After the coup attempt, Turkey stays on course
On July 15, a rogue group within Turkey’s military attempted to overthrow the democratically elected government, suspend the constitution and impose martial law.
Over the course of several hours, the coup plotters attacked the parliament, the presidential palace and strategic buildings, including the intelligence and police headquarters.
Turkish President Recep Tayyip Erdogan barely escaped an assassination attempt, while several high-ranking officials were held captive.
Upon receiving news of the coup attempt and hearing the president’s call to resist, millions of ordinary citizens took to the streets and risked their lives to defend democracy.
Thanks to their sacrifice and the resilience of Turkey’s democratic institutions, the situation quickly de-escalated and the authorities launched a formal investigation to identify and bring to justice the perpetrators.
According to initial evidence and testimonies, the coup attempt, which claimed 238 casualties, was orchestrated by FETO, a terrorist group led by retired imam Fethullah Gulen.
The group, which started infiltrating civilian and military institutions in the late 1980s, has tens of thousands of operatives placed in the military, the judiciary and various government agencies.
To address imminent risks and hold accountable those responsible for the assault, the Turkish government, on the recommendation of civilian and military leaders, declared a three-month state of emergency – which has had zero influence on daily life.
Had the July 15 coup attempt taken place in any other developing nation, the consequences would have been catastrophic.
But Turkey’s strong fundamentals made it possible for us to overcome this challenge with relative ease.
Solid capital markets
Today, the economy remains stable, the banking system robust and the investment climate advantageous as ever.
The fatal incident’s negative impact on Turkey’s financial markets has been limited and short-lived.
By August 1, the country’s stocks and bonds had rallied to two-week highs and already recouped more than half of the losses sustained since the coup attempt.
|As individuals with links to the coup attempt are brought to justice, Turkey’s democratic institutions will become stronger and the decision-making process will become more transparent and investor-friendly.|
While there was only an insignificant increase in the interest rate on 10-year bonds, the net capital inflow between July 1 and July 22 amounted to $533m.
There has been no notable decrease in bank deposits, no significant increase in credit demand, and no restrictions on capital movements.
Fluctuations in credit default swap (CDS) and the exchange rate have also been limited.

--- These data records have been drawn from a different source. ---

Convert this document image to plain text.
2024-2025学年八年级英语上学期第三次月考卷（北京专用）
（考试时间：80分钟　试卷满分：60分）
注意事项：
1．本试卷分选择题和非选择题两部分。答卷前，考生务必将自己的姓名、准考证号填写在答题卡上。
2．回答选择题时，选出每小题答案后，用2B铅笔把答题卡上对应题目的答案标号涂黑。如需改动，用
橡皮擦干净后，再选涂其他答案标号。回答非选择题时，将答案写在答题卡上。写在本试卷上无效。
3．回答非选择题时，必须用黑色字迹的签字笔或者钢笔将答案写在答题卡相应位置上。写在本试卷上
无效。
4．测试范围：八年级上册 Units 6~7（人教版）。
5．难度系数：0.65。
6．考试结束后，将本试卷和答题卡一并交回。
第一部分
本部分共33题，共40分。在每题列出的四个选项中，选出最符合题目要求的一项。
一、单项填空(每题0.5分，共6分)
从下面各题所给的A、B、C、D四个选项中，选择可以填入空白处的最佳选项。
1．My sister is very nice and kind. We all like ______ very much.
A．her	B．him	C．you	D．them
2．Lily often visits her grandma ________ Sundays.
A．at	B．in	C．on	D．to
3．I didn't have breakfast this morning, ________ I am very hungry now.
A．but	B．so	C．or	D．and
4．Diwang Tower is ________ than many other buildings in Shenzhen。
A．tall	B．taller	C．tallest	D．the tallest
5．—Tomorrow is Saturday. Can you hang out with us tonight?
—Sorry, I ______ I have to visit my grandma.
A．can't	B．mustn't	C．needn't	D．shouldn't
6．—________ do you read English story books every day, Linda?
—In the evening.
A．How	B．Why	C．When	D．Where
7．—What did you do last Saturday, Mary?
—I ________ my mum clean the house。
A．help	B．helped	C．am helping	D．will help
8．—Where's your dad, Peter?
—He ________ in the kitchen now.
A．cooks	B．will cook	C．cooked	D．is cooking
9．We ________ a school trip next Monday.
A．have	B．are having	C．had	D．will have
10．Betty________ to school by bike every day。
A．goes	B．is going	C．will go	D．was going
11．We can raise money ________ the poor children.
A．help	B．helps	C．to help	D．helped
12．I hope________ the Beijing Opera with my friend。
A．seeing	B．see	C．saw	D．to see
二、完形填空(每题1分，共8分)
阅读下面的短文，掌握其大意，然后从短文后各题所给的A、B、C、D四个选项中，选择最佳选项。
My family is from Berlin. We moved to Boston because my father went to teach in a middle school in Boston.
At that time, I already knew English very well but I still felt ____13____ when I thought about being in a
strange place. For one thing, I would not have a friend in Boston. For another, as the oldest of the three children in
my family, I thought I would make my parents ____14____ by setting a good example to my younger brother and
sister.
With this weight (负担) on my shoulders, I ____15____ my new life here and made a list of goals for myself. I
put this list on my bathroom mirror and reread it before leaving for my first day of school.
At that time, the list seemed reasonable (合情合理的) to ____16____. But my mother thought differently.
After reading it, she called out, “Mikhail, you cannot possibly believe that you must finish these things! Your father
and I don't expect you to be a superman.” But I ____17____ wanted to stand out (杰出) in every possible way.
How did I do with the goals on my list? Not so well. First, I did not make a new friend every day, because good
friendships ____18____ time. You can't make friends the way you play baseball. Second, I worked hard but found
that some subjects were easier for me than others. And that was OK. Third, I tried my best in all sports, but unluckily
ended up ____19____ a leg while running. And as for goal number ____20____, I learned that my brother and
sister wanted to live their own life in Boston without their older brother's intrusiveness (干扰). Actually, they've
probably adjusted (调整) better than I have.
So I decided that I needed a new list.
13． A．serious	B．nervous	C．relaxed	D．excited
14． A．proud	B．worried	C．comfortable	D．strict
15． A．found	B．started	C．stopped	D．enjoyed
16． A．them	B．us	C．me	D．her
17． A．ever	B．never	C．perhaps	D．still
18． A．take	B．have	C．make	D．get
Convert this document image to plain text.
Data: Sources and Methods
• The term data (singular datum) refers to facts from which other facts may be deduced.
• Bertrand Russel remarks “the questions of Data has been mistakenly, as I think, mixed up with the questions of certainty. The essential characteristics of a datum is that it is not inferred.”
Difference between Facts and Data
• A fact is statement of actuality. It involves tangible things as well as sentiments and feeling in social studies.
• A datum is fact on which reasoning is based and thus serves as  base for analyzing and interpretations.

On August 2, CDS stood at 266 while the Turkish lira was trading at 2.99 against the US dollar.
To put things in perspective, CDS was 329 and the $/TRY rate had reached 3.06 amid the turmoil caused by FED’s signal to increase the federal funds rate in September 2015.
Keeping in mind that S&P cut Turkey’s credit rating over “growing political fragmentation and polarisation”, it is important to keep in mind that reconciliatory steps being taken by various political parties, coupled with strong economic performance, we are confident that they will reverse their decision.
Having handled the coup attempt in a professional and confident manner, Turkey’s central bank deserves some credit as well.
In the wake of the assault against Turkish democracy, the central bank provided liquidity to the markets to limit capital outflows and restore confidence of investors in the Turkish lira and Turkey’s economy.
By passing a bill to improve the investment environment, the Turkish parliament has been contributing to recovery.
Meanwhile, the government sponsored a bill on August 2 to introduce automatic enrollment to the private pension system, which will significantly increase Turkey’s domestic savings rate.
Moving forward, Turkey is committed to take all necessary steps and implement reforms to meet growth, inflation, unemployment and current account deficit targets outlined in the medium term programme for 2016-2018.
While Turkey overcame a serious challenge on July 15, this is the right time for investors to come on board.
Major investments, including the construction of Turkey’s largest airport in Istanbul, continue as planned.
As individuals with links to the coup attempt are brought to justice, Turkey’s democratic institutions will become stronger and the decision-making process will become more transparent and investor-friendly.
Finally, we encourage investors to visit Turkey and meet policymakers to find out more about our plans for the future.